‘Lost Tapes’ Reveal Neocon’s Deception Over Iraq

A complex, rich experience to be savored by anyone who enjoys watching a master at the very peak of his craft. Yet trying to encapsulate Kristol’s now almost five-year-old chilling performance by turning it into a bitter joke only takes us so far. After all, the joke is on us.

I’m talking about Kristol’s two-hour appearance on C-Span’s Washington Journal on March 28, 2003, just nine days after the President launched his invasion of Iraq. No one remembers it today. You can’t even fish it out of LexisNexis. It’s not there. Yet it’s a masterpiece, a double album of smarm, horrifying ignorance, and bald-faced deceit. While you’ve heard him play those instruments before, he never again reached such heights.
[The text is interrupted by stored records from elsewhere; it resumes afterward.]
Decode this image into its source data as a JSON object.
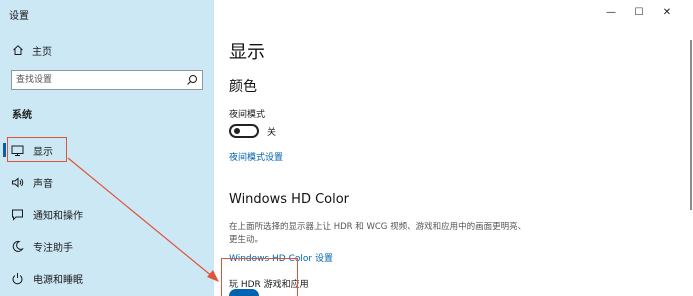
{
  "window": {
    "title": "设置",
    "controls": {
      "minimize": "—",
      "maximize": "☐",
      "close": "✕"
    }
  },
  "sidebar": {
    "home_label": "主页",
    "search_placeholder": "查找设置",
    "section_label": "系统",
    "items": [
      {
        "label": "显示",
        "icon": "monitor-icon",
        "active": true
      },
      {
        "label": "声音",
        "icon": "speaker-icon",
        "active": false
      },
      {
        "label": "通知和操作",
        "icon": "notification-icon",
        "active": false
      },
      {
        "label": "专注助手",
        "icon": "moon-icon",
        "active": false
      },
      {
        "label": "电源和睡眠",
        "icon": "power-icon",
        "active": false
      }
    ]
  },
  "main": {
    "title": "显示",
    "color_heading": "颜色",
    "night_mode_label": "夜间模式",
    "night_mode_state": "关",
    "night_mode_link": "夜间模式设置",
    "hdr_heading": "Windows HD Color",
    "hdr_description": "在上面所选择的显示器上让 HDR 和 WCG 视频、游戏和应用中的画面更明亮、更生动。",
    "hdr_link": "Windows HD Color 设置",
    "hdr_games_label": "玩 HDR 游戏和应用"
  },
  "colors": {
    "sidebar_bg": "#cce8f4",
    "accent": "#0063b1",
    "annotation": "#e0533c"
  }
}
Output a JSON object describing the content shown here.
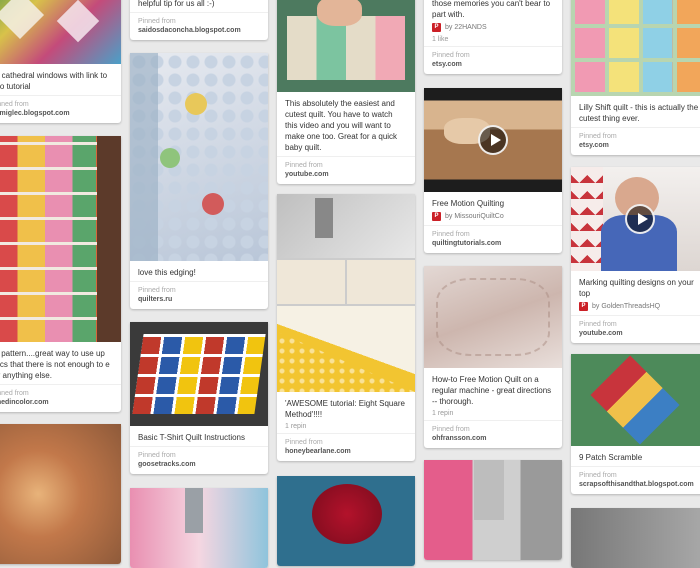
{
  "pins": {
    "c1p1": {
      "desc": "ax cathedral windows with link to deo tutorial",
      "pinned_from": "Pinned from",
      "source": "nomiglec.blogspot.com"
    },
    "c1p2": {
      "desc": "ck pattern....great way to use up brics that there is not enough to e for anything else.",
      "pinned_from": "Pinned from",
      "source": "ichedincolor.com"
    },
    "c2p1": {
      "desc": "helpful tip for us all :-)",
      "pinned_from": "Pinned from",
      "source": "saidosdaconcha.blogspot.com"
    },
    "c2p2": {
      "desc": "love this edging!",
      "pinned_from": "Pinned from",
      "source": "quilters.ru"
    },
    "c2p3": {
      "desc": "Basic T-Shirt Quilt Instructions",
      "pinned_from": "Pinned from",
      "source": "goosetracks.com"
    },
    "c3p1": {
      "desc": "This absolutely the easiest and cutest quilt. You have to watch this video and you will want to make one too. Great for a quick baby quilt.",
      "pinned_from": "Pinned from",
      "source": "youtube.com"
    },
    "c3p2": {
      "desc": "'AWESOME tutorial: Eight Square Method'!!!!",
      "stats": "1 repin",
      "pinned_from": "Pinned from",
      "source": "honeybearlane.com"
    },
    "c4p1": {
      "desc": "those memories you can't bear to part with.",
      "user": "by 22HANDS",
      "stats": "1 like",
      "pinned_from": "Pinned from",
      "source": "etsy.com"
    },
    "c4p2": {
      "desc": "Free Motion Quilting",
      "user": "by MissouriQuiltCo",
      "pinned_from": "Pinned from",
      "source": "quiltingtutorials.com"
    },
    "c4p3": {
      "desc": "How-to Free Motion Quilt on a regular machine - great directions -- thorough.",
      "stats": "1 repin",
      "pinned_from": "Pinned from",
      "source": "ohfransson.com"
    },
    "c5p1": {
      "desc": "Lilly Shift quilt - this is actually the cutest thing ever.",
      "pinned_from": "Pinned from",
      "source": "etsy.com"
    },
    "c5p2": {
      "desc": "Marking quilting designs on your top",
      "user": "by GoldenThreadsHQ",
      "pinned_from": "Pinned from",
      "source": "youtube.com"
    },
    "c5p3": {
      "desc": "9 Patch Scramble",
      "pinned_from": "Pinned from",
      "source": "scrapsofthisandthat.blogspot.com"
    }
  },
  "icons": {
    "play": "play-button-icon",
    "user_badge": "pinterest-user-icon"
  },
  "colors": {
    "background": "#e9e9e9",
    "card": "#ffffff",
    "brand_red": "#cb2027"
  }
}
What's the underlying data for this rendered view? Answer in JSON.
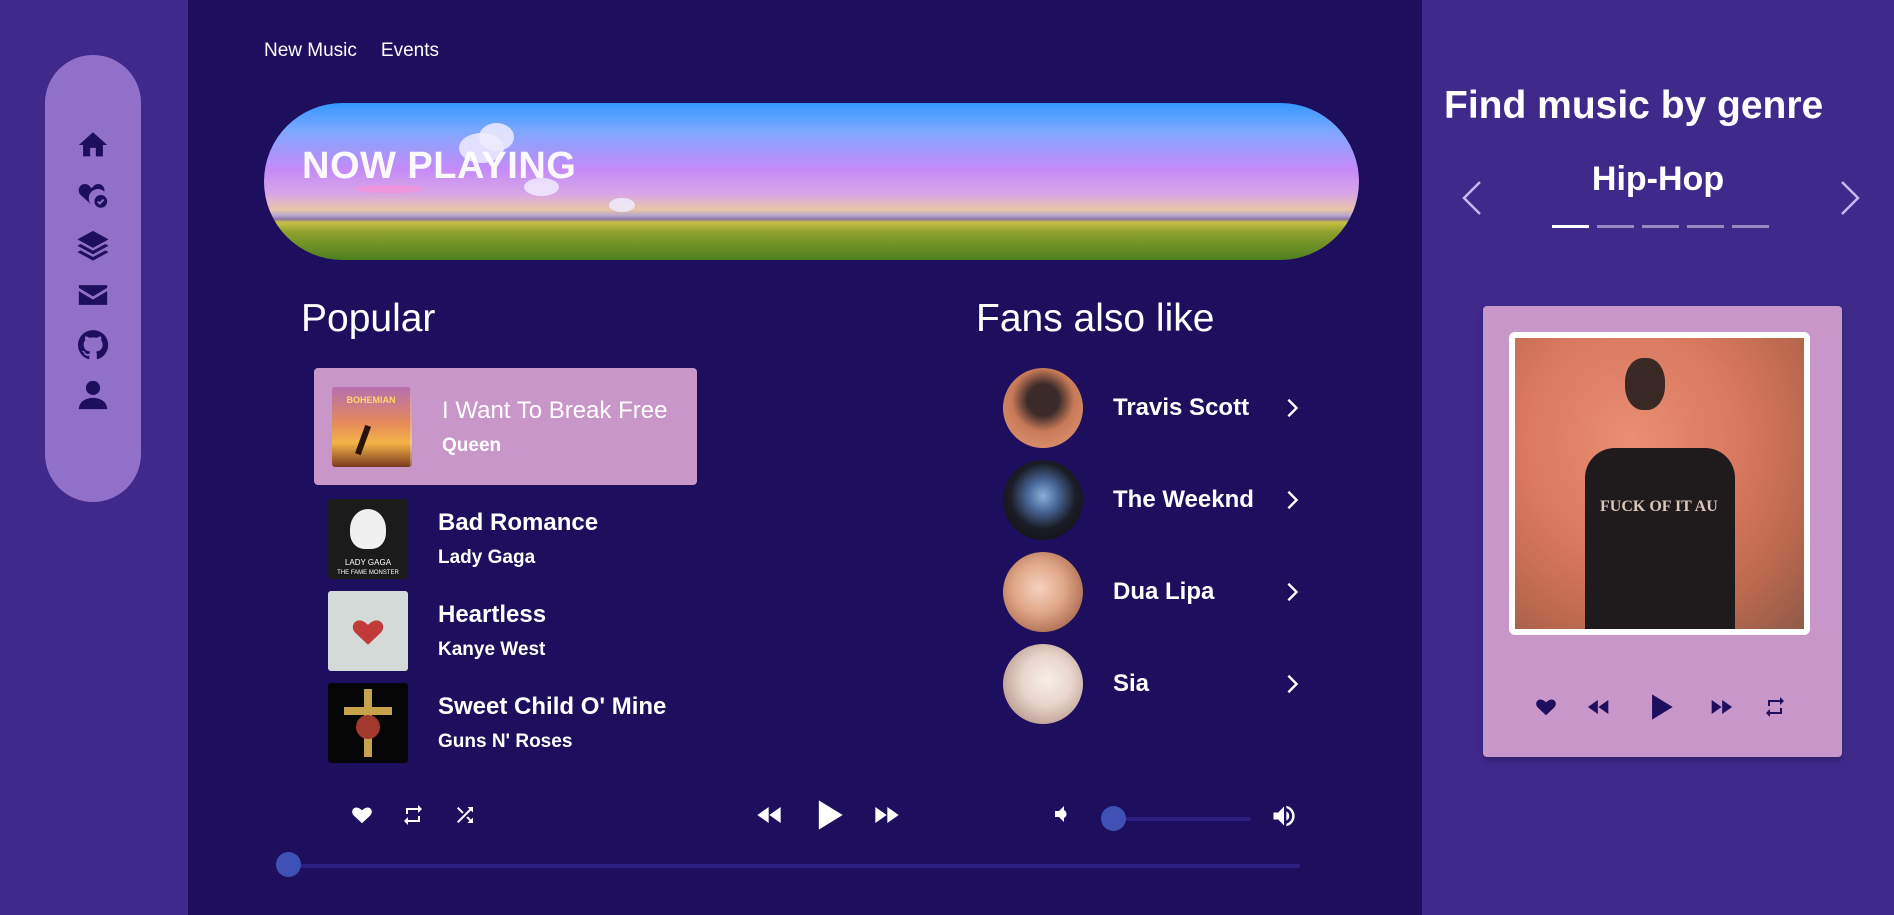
{
  "nav": {
    "links": [
      "New Music",
      "Events"
    ],
    "icons": [
      "home-icon",
      "heart-check-icon",
      "layers-icon",
      "mail-icon",
      "github-icon",
      "person-icon"
    ]
  },
  "banner": {
    "title": "NOW PLAYING"
  },
  "popular": {
    "title": "Popular",
    "songs": [
      {
        "title": "I Want To Break Free",
        "artist": "Queen",
        "active": true
      },
      {
        "title": "Bad Romance",
        "artist": "Lady Gaga"
      },
      {
        "title": "Heartless",
        "artist": "Kanye West"
      },
      {
        "title": "Sweet Child O' Mine",
        "artist": "Guns N' Roses"
      }
    ]
  },
  "fans": {
    "title": "Fans also like",
    "artists": [
      {
        "name": "Travis Scott"
      },
      {
        "name": "The Weeknd"
      },
      {
        "name": "Dua Lipa"
      },
      {
        "name": "Sia"
      }
    ]
  },
  "genre": {
    "heading": "Find music by genre",
    "current": "Hip-Hop",
    "total": 5,
    "active_index": 0
  },
  "player": {
    "volume_fraction": 0.0,
    "progress_fraction": 0.0
  },
  "album_covers": {
    "bohemian_text": "BOHEMIAN",
    "gaga_text": "LADY GAGA",
    "gaga_sub": "THE FAME MONSTER",
    "travis_shirt": "FUCK OF IT AU"
  },
  "colors": {
    "background": "#1e0e5e",
    "sidebar": "#3f2a8c",
    "pill": "#9070c8",
    "card": "#c896c9",
    "accent": "#3f51b5"
  }
}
It’s a performance for the history books – particularly that chapter about how the American Empire collapsed.

At the time Kristol was merely the son of prominent neoconservative Irving Kristol, former chief of staff to Vice President Dan Quayle (aka “Quayle’s brain”), the editor of Rupert Murdoch’s Weekly Standard, and a frequent Fox News commentator. He hadn’t yet added New York Times columnist to his resumé. Opposite Kristol on the segment was Daniel Ellsberg, famed for leaking the Pentagon Papers in the Vietnam era. Their discussion jumped back and forth across 40 years of U.S.-Iraqi relations, and is easiest to understand if rearranged chronologically.
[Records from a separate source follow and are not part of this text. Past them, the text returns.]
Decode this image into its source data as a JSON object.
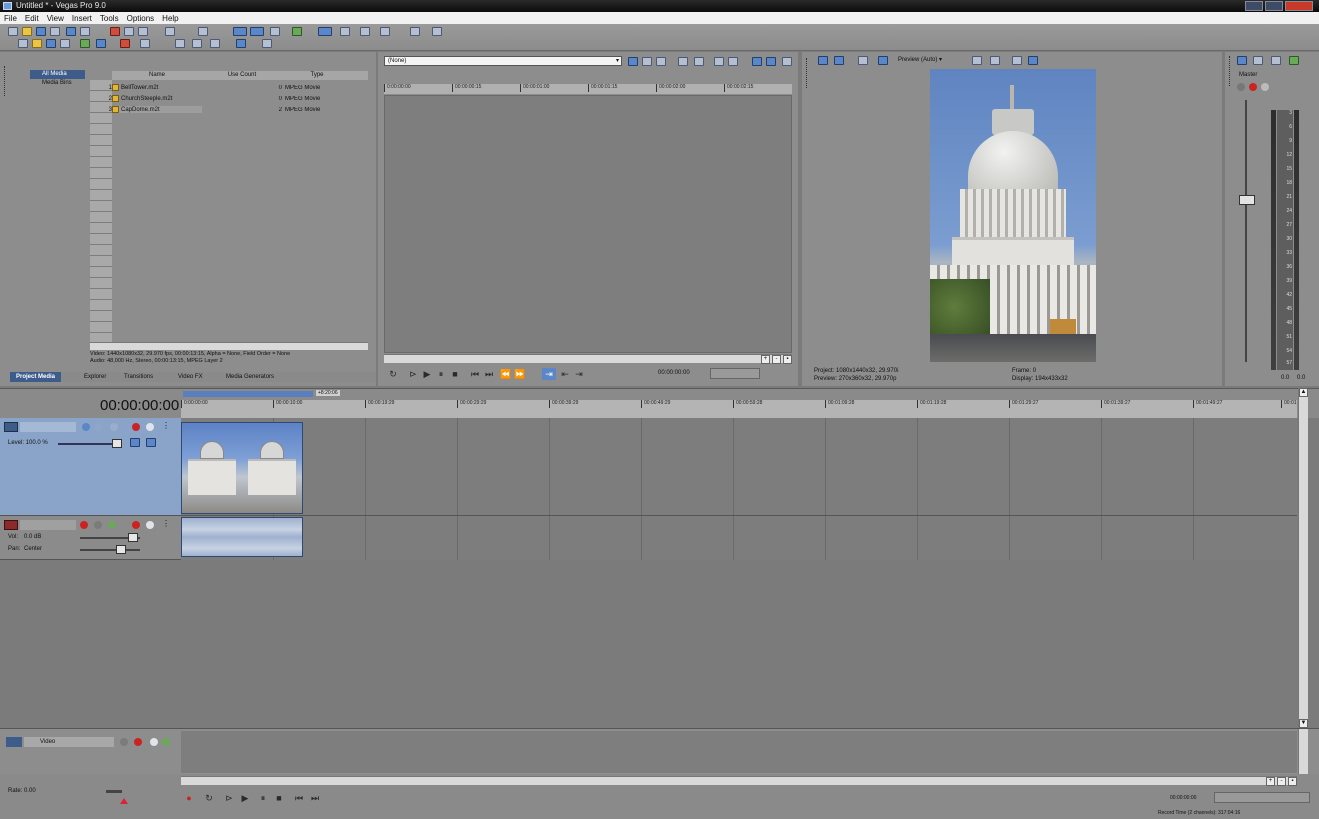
{
  "window": {
    "title": "Untitled * - Vegas Pro 9.0"
  },
  "menu": [
    "File",
    "Edit",
    "View",
    "Insert",
    "Tools",
    "Options",
    "Help"
  ],
  "project_media": {
    "tree": [
      "All Media",
      "Media Bins"
    ],
    "columns": [
      "Name",
      "Use Count",
      "Type"
    ],
    "files": [
      {
        "idx": "1",
        "name": "BellTower.m2t",
        "count": "0",
        "type": "MPEG Movie"
      },
      {
        "idx": "2",
        "name": "ChurchSteeple.m2t",
        "count": "0",
        "type": "MPEG Movie"
      },
      {
        "idx": "3",
        "name": "CapDome.m2t",
        "count": "2",
        "type": "MPEG Movie"
      }
    ],
    "info_line1": "Video: 1440x1080x32, 29.970 fps, 00:00:13:15, Alpha = None, Field Order = None",
    "info_line2": "Audio: 48,000 Hz, Stereo, 00:00:13:15, MPEG Layer 2",
    "tabs": [
      "Project Media",
      "Explorer",
      "Transitions",
      "Video FX",
      "Media Generators"
    ]
  },
  "trimmer": {
    "dropdown": "(None)",
    "ruler": [
      "0:00:00:00",
      "00:00:00:15",
      "00:00:01:00",
      "00:00:01:15",
      "00:00:02:00",
      "00:00:02:15"
    ],
    "timecode": "00:00:00:00"
  },
  "preview": {
    "mode": "Preview (Auto)",
    "project_label": "Project:",
    "project_val": "1080x1440x32, 29.970i",
    "preview_label": "Preview:",
    "preview_val": "270x360x32, 29.970p",
    "frame_label": "Frame:",
    "frame_val": "0",
    "display_label": "Display:",
    "display_val": "194x433x32"
  },
  "master": {
    "label": "Master",
    "scale": [
      "3",
      "6",
      "9",
      "12",
      "15",
      "18",
      "21",
      "24",
      "27",
      "30",
      "33",
      "36",
      "39",
      "42",
      "45",
      "48",
      "51",
      "54",
      "57"
    ],
    "footer": [
      "0.0",
      "0.0"
    ]
  },
  "timeline": {
    "timecode": "00:00:00:00",
    "loop_marker": "+8:20:06",
    "ruler": [
      "0:00:00:00",
      "00:00:10:00",
      "00:00:19:29",
      "00:00:29:29",
      "00:00:39:29",
      "00:00:49:29",
      "00:00:59:28",
      "00:01:09:28",
      "00:01:19:28",
      "00:01:29:27",
      "00:01:39:27",
      "00:01:49:27",
      "00:01"
    ],
    "video_track": {
      "label": "Level: 100.0 %"
    },
    "audio_track": {
      "vol_label": "Vol:",
      "vol_val": "0.0 dB",
      "pan_label": "Pan:",
      "pan_val": "Center"
    },
    "bus_track": {
      "label": "Video"
    },
    "rate": "Rate: 0.00",
    "end_time": "00:00:00:00",
    "record_time": "Record Time (2 channels): 317:04:16"
  },
  "colors": {
    "selected_track": "#89a4c8",
    "accent": "#3e5c8a",
    "record": "#cc2222"
  }
}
So, sit back, relax, and let me play a little of it for you.

To start with, Ellsberg made the reasonable point that Iraqis might not view the invading Americans as “liberators,” since the U.S. had been instrumental in Saddam Hussein’s rise to power: Here’s how he put it:

“ELLSBERG: People in Iraq… perceive Hussein as a dictator… But as a dictator the Americans chose for them.
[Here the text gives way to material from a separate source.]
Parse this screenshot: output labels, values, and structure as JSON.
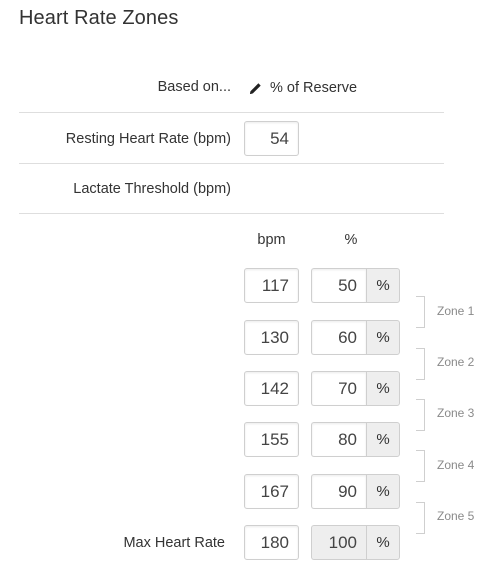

“KRISTOL: That’s just not true. We’ve had mistakes in our Iraq policy. It’s just ludicrous – we didn’t choose Hussein. We didn’t put him in power.

“ELLSBERG: In 1963, when there was a brief uprising of the Ba’ath, we supplied specifically Saddam with lists, as we did in Indonesia, lists of people to be eliminated. And since he’s a murderous thug, but at that time our murderous thug, he eliminated them…

“KRISTOL: [surprised] Is that right?…

“ELLSBERG: The same thing went on in ’68. He was our thug, just as [Panamanian dictator Manuel] Noriega, and lots of other people who were on the leash until they got off the leash and then we eliminated them. Like [Vietnamese president] Ngo Dinh Diem.”